I have a large numpy float array (~4k x 16k float 64) that I want to store on disk. I am trying to understand the differences in the following compression approaches :
1) Use np.save - Save in .npy format and zip this using GZIP (like in one of the answers to Compress numpy arrays efficiently)
f = gzip.GzipFile("my_file.npy.gz", "w")
numpy.save(f, my_array)
f.close()
I get equivalent file sizes if I do the following as well
numpy.save('my_file',my_array)
check_call(['gzip', os.getcwd()+'/my_file.npy'])

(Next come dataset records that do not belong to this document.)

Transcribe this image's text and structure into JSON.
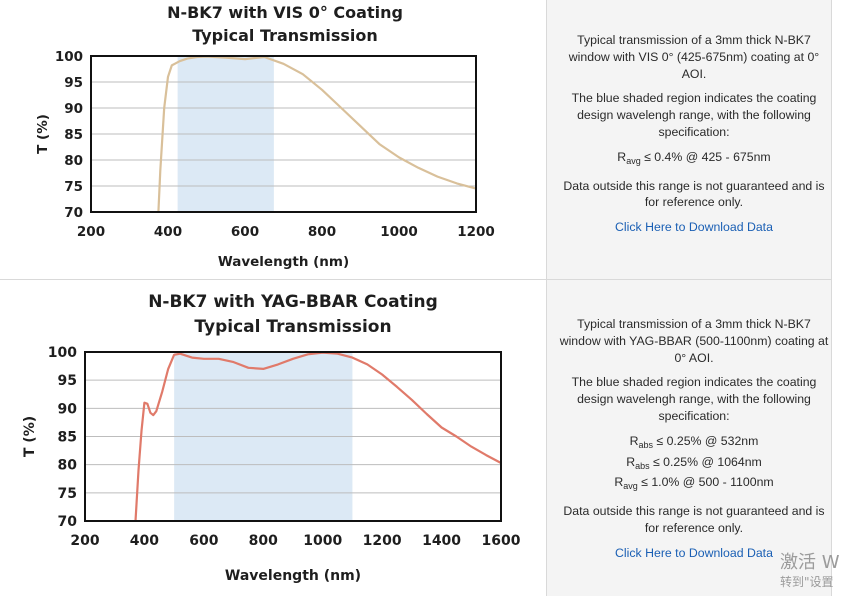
{
  "chart_data": [
    {
      "type": "line",
      "title": "N-BK7 with VIS 0° Coating",
      "subtitle": "Typical Transmission",
      "xlabel": "Wavelength (nm)",
      "ylabel": "T (%)",
      "xlim": [
        200,
        1200
      ],
      "ylim": [
        70,
        100
      ],
      "xticks": [
        "200",
        "400",
        "600",
        "800",
        "1000",
        "1200"
      ],
      "yticks": [
        "70",
        "75",
        "80",
        "85",
        "90",
        "95",
        "100"
      ],
      "shaded_range": [
        425,
        675
      ],
      "shade_color": "#dce9f5",
      "line_color": "#d9c09a",
      "grid": "horizontal",
      "series": [
        {
          "x": [
            375,
            380,
            390,
            400,
            410,
            420,
            430,
            450,
            475,
            500,
            550,
            600,
            650,
            700,
            750,
            800,
            850,
            900,
            950,
            1000,
            1050,
            1100,
            1150,
            1200
          ],
          "y": [
            70,
            78,
            90,
            96,
            98.2,
            98.6,
            99,
            99.5,
            99.8,
            99.9,
            99.7,
            99.4,
            99.8,
            98.5,
            96.5,
            93.5,
            90,
            86.5,
            83,
            80.5,
            78.5,
            76.8,
            75.5,
            74.5
          ]
        }
      ]
    },
    {
      "type": "line",
      "title": "N-BK7 with YAG-BBAR Coating",
      "subtitle": "Typical Transmission",
      "xlabel": "Wavelength (nm)",
      "ylabel": "T (%)",
      "xlim": [
        200,
        1600
      ],
      "ylim": [
        70,
        100
      ],
      "xticks": [
        "200",
        "400",
        "600",
        "800",
        "1000",
        "1200",
        "1400",
        "1600"
      ],
      "yticks": [
        "70",
        "75",
        "80",
        "85",
        "90",
        "95",
        "100"
      ],
      "shaded_range": [
        500,
        1100
      ],
      "shade_color": "#dce9f5",
      "line_color": "#e07a6a",
      "grid": "horizontal",
      "series": [
        {
          "x": [
            370,
            380,
            390,
            400,
            410,
            420,
            430,
            440,
            460,
            480,
            500,
            520,
            560,
            600,
            650,
            700,
            750,
            800,
            850,
            900,
            950,
            1000,
            1050,
            1100,
            1150,
            1200,
            1250,
            1300,
            1350,
            1400,
            1450,
            1500,
            1550,
            1600
          ],
          "y": [
            70,
            79,
            86,
            91,
            90.8,
            89.2,
            88.8,
            89.5,
            93,
            97,
            99.5,
            99.7,
            99,
            98.8,
            98.8,
            98.2,
            97.2,
            97,
            97.8,
            98.8,
            99.6,
            99.9,
            99.7,
            99,
            97.8,
            96,
            93.8,
            91.5,
            89,
            86.6,
            85,
            83.2,
            81.7,
            80.3
          ]
        }
      ]
    }
  ],
  "panel1": {
    "desc1": "Typical transmission of a 3mm thick N-BK7 window with VIS 0° (425-675nm) coating at 0° AOI.",
    "desc2": "The blue shaded region indicates the coating design wavelengh range, with the following specification:",
    "specs": [
      {
        "sym": "R",
        "sub": "avg",
        "text": " ≤ 0.4% @ 425 - 675nm"
      }
    ],
    "note": "Data outside this range is not guaranteed and is for reference only.",
    "link": "Click Here to Download Data"
  },
  "panel2": {
    "desc1": "Typical transmission of a 3mm thick N-BK7 window with YAG-BBAR (500-1100nm) coating at 0° AOI.",
    "desc2": "The blue shaded region indicates the coating design wavelengh range, with the following specification:",
    "specs": [
      {
        "sym": "R",
        "sub": "abs",
        "text": " ≤ 0.25% @ 532nm"
      },
      {
        "sym": "R",
        "sub": "abs",
        "text": " ≤ 0.25% @ 1064nm"
      },
      {
        "sym": "R",
        "sub": "avg",
        "text": " ≤ 1.0% @ 500 - 1100nm"
      }
    ],
    "note": "Data outside this range is not guaranteed and is for reference only.",
    "link": "Click Here to Download Data"
  },
  "watermark": {
    "line1": "激活 W",
    "line2": "转到\"设置"
  }
}
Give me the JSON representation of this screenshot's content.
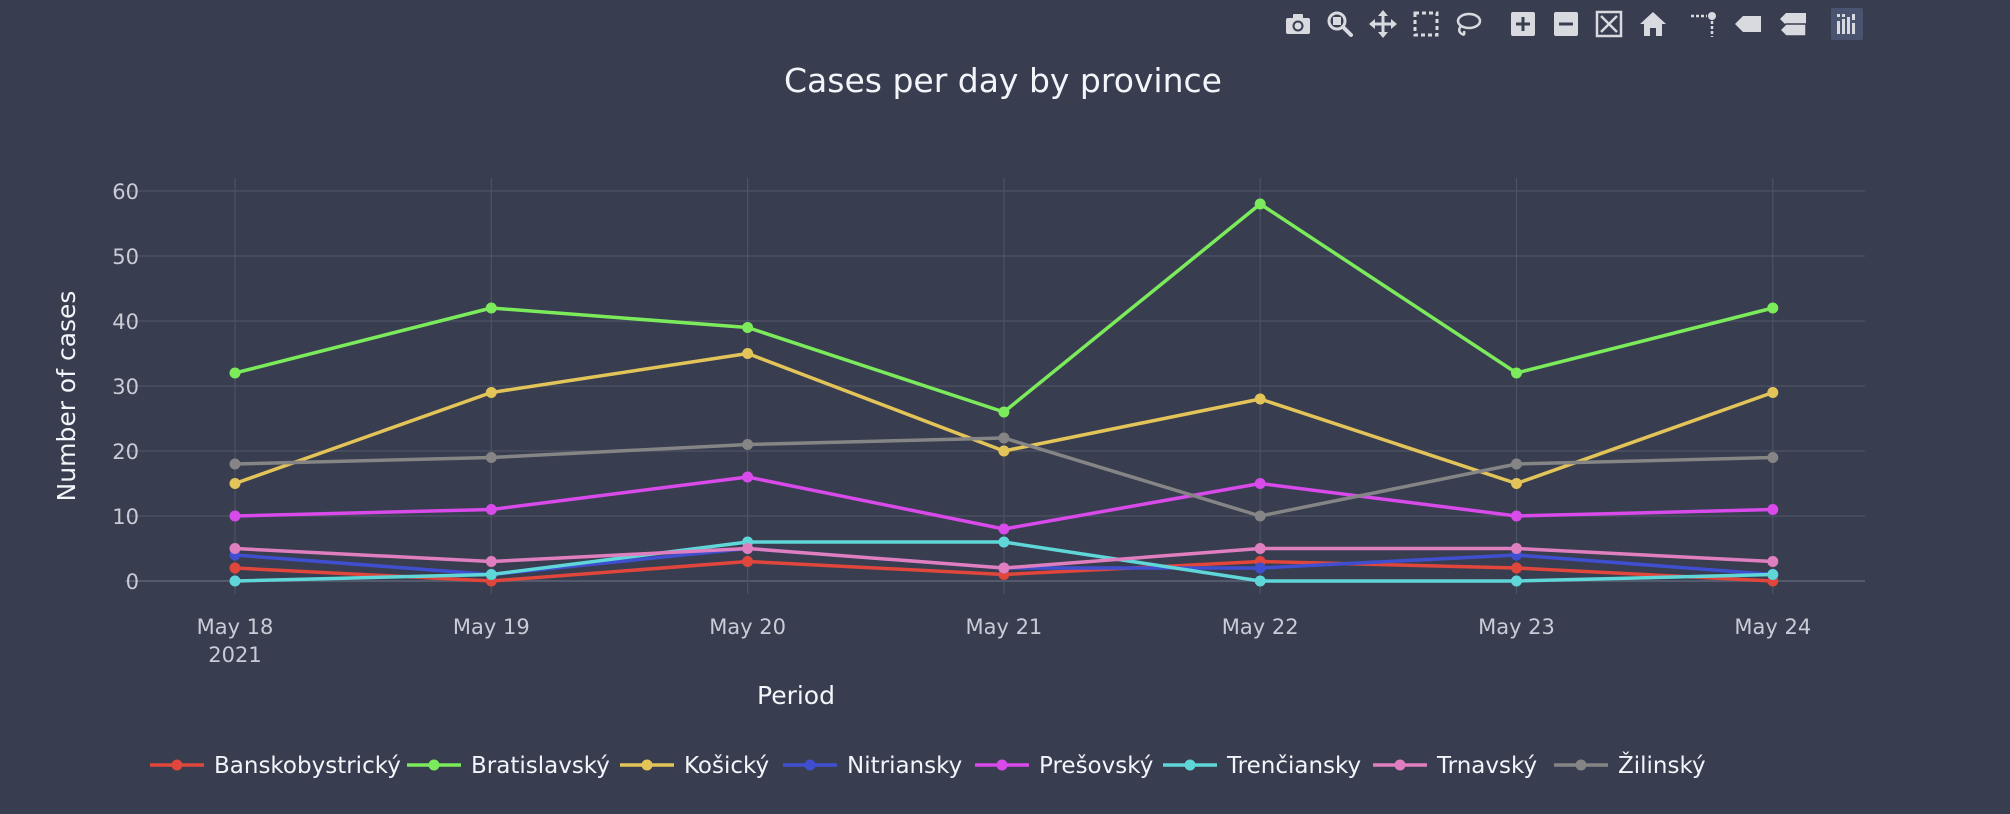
{
  "toolbar": {
    "buttons": [
      {
        "name": "camera-icon",
        "tooltip": "Download plot as a png"
      },
      {
        "name": "zoom-icon",
        "tooltip": "Zoom"
      },
      {
        "name": "pan-icon",
        "tooltip": "Pan"
      },
      {
        "name": "box-select-icon",
        "tooltip": "Box Select"
      },
      {
        "name": "lasso-select-icon",
        "tooltip": "Lasso Select"
      },
      {
        "name": "zoom-in-icon",
        "tooltip": "Zoom in"
      },
      {
        "name": "zoom-out-icon",
        "tooltip": "Zoom out"
      },
      {
        "name": "autoscale-icon",
        "tooltip": "Autoscale"
      },
      {
        "name": "home-icon",
        "tooltip": "Reset axes"
      },
      {
        "name": "spike-lines-icon",
        "tooltip": "Toggle Spike Lines"
      },
      {
        "name": "hover-closest-icon",
        "tooltip": "Show closest data on hover"
      },
      {
        "name": "hover-compare-icon",
        "tooltip": "Compare data on hover"
      },
      {
        "name": "plotly-logo-icon",
        "tooltip": "Produced with Plotly"
      }
    ]
  },
  "chart_data": {
    "type": "line",
    "title": "Cases per day by province",
    "xlabel": "Period",
    "ylabel": "Number of cases",
    "categories": [
      "May 18",
      "May 19",
      "May 20",
      "May 21",
      "May 22",
      "May 23",
      "May 24"
    ],
    "year_label": "2021",
    "ylim": [
      -2,
      62
    ],
    "yticks": [
      0,
      10,
      20,
      30,
      40,
      50,
      60
    ],
    "grid": true,
    "legend_position": "bottom",
    "series": [
      {
        "name": "Banskobystrický",
        "color": "#e0463b",
        "values": [
          2,
          0,
          3,
          1,
          3,
          2,
          0
        ]
      },
      {
        "name": "Bratislavský",
        "color": "#7beb5c",
        "values": [
          32,
          42,
          39,
          26,
          58,
          32,
          42
        ]
      },
      {
        "name": "Košický",
        "color": "#e3c459",
        "values": [
          15,
          29,
          35,
          20,
          28,
          15,
          29
        ]
      },
      {
        "name": "Nitriansky",
        "color": "#3f4fcf",
        "values": [
          4,
          1,
          5,
          2,
          2,
          4,
          1
        ]
      },
      {
        "name": "Prešovský",
        "color": "#d84ae9",
        "values": [
          10,
          11,
          16,
          8,
          15,
          10,
          11
        ]
      },
      {
        "name": "Trenčiansky",
        "color": "#5fd7d9",
        "values": [
          0,
          1,
          6,
          6,
          0,
          0,
          1
        ]
      },
      {
        "name": "Trnavský",
        "color": "#e07fc0",
        "values": [
          5,
          3,
          5,
          2,
          5,
          5,
          3
        ]
      },
      {
        "name": "Žilinský",
        "color": "#858585",
        "values": [
          18,
          19,
          21,
          22,
          10,
          18,
          19
        ]
      }
    ]
  }
}
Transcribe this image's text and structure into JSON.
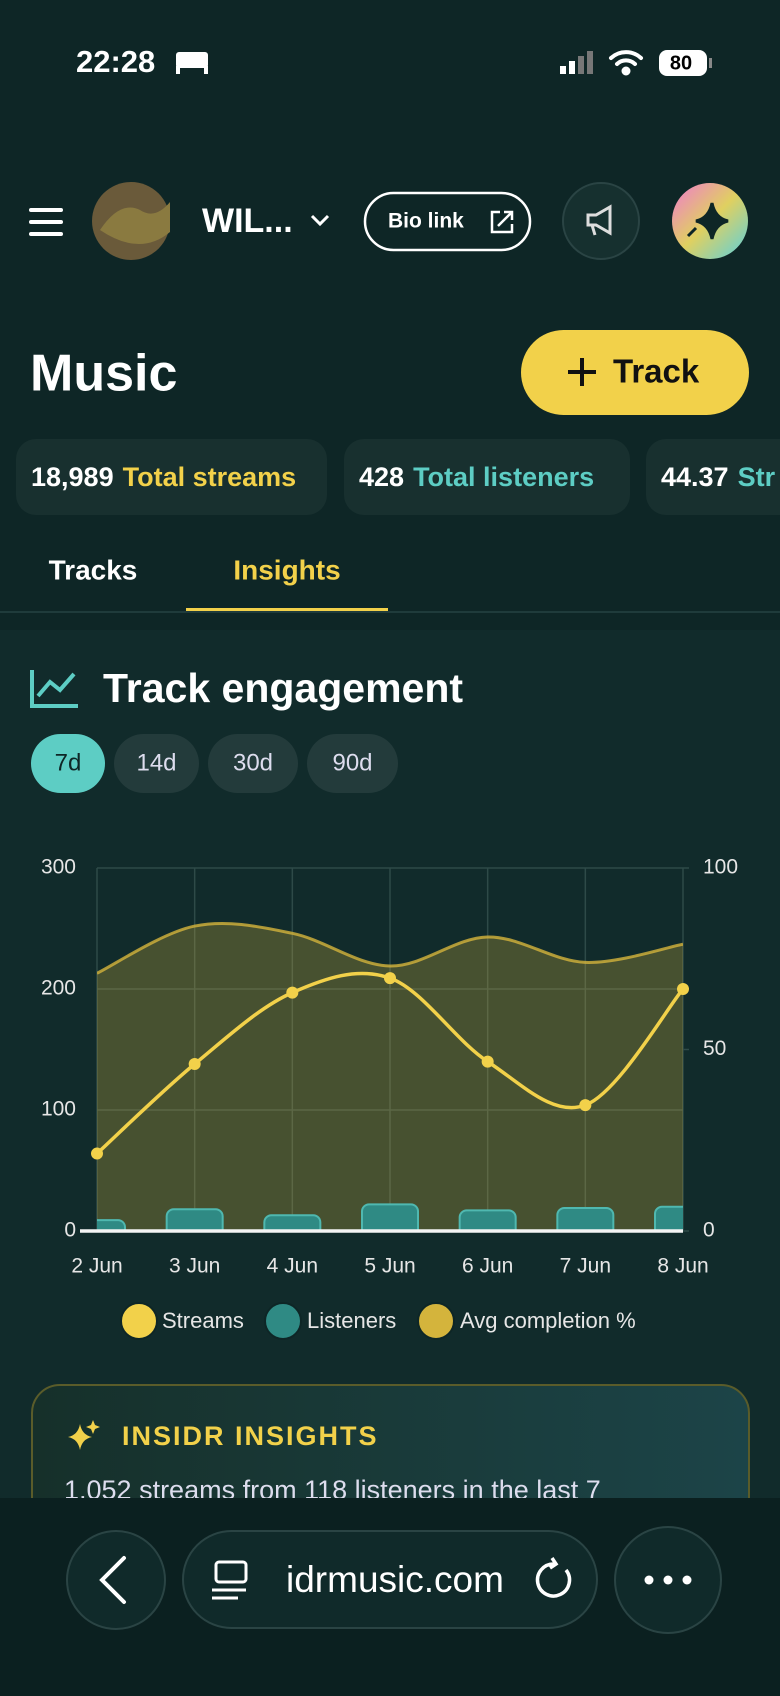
{
  "status_bar": {
    "time": "22:28",
    "battery": "80"
  },
  "header": {
    "artist": "WIL...",
    "bio_link": "Bio link"
  },
  "page": {
    "title": "Music",
    "add_button": "Track"
  },
  "stats": [
    {
      "value": "18,989",
      "label": "Total streams"
    },
    {
      "value": "428",
      "label": "Total listeners"
    },
    {
      "value": "44.37",
      "label": "Str"
    }
  ],
  "tabs": [
    "Tracks",
    "Insights"
  ],
  "range_options": [
    "7d",
    "14d",
    "30d",
    "90d"
  ],
  "chart_data": {
    "type": "combo",
    "title": "Track engagement",
    "categories": [
      "2 Jun",
      "3 Jun",
      "4 Jun",
      "5 Jun",
      "6 Jun",
      "7 Jun",
      "8 Jun"
    ],
    "series": [
      {
        "name": "Streams",
        "type": "line",
        "color": "#f2d14a",
        "values": [
          64,
          138,
          197,
          209,
          140,
          104,
          200
        ]
      },
      {
        "name": "Listeners",
        "type": "bar",
        "color": "#2f8a84",
        "values": [
          9,
          18,
          13,
          22,
          17,
          19,
          20
        ]
      },
      {
        "name": "Avg completion %",
        "type": "area",
        "axis": "y2",
        "color": "#d4b43c",
        "values": [
          71,
          84,
          82,
          73,
          81,
          74,
          79
        ]
      }
    ],
    "ylim": [
      0,
      300
    ],
    "yticks": [
      0,
      100,
      200,
      300
    ],
    "y2lim": [
      0,
      100
    ],
    "y2ticks": [
      0,
      50,
      100
    ],
    "grid": true
  },
  "insights": {
    "title": "INSIDR INSIGHTS",
    "text": "1,052 streams from 118 listeners in the last 7"
  },
  "browser": {
    "url": "idrmusic.com"
  }
}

2) Write the array into a binary file using tofile(). Close the file and zip this generated binary file using GZIP.
f = open("my_file","wb")
my_array.tofile(f)
f.close()
with open('my_file', 'rb') as f_in:
with gzip.open('my_file.gz', 'wb') as f_out:
shutil.copyfileobj(f_in, f_out)
The above is a workaround to the following code which does not achieve any compression. This is expected according to the GzipFile docs.
f = gzip.GzipFile("my_file_1.gz", "w")
my_array.tofile(f)
f.close()
Here is my question: The file size using 1) is about 6 times smaller than that using 2). From what I understand in the .npy format, it is the exact same way as a binary file with the exception of some headers etc. to preserve array shape. I don't see any reason as to why the file sizes should differ so drastically.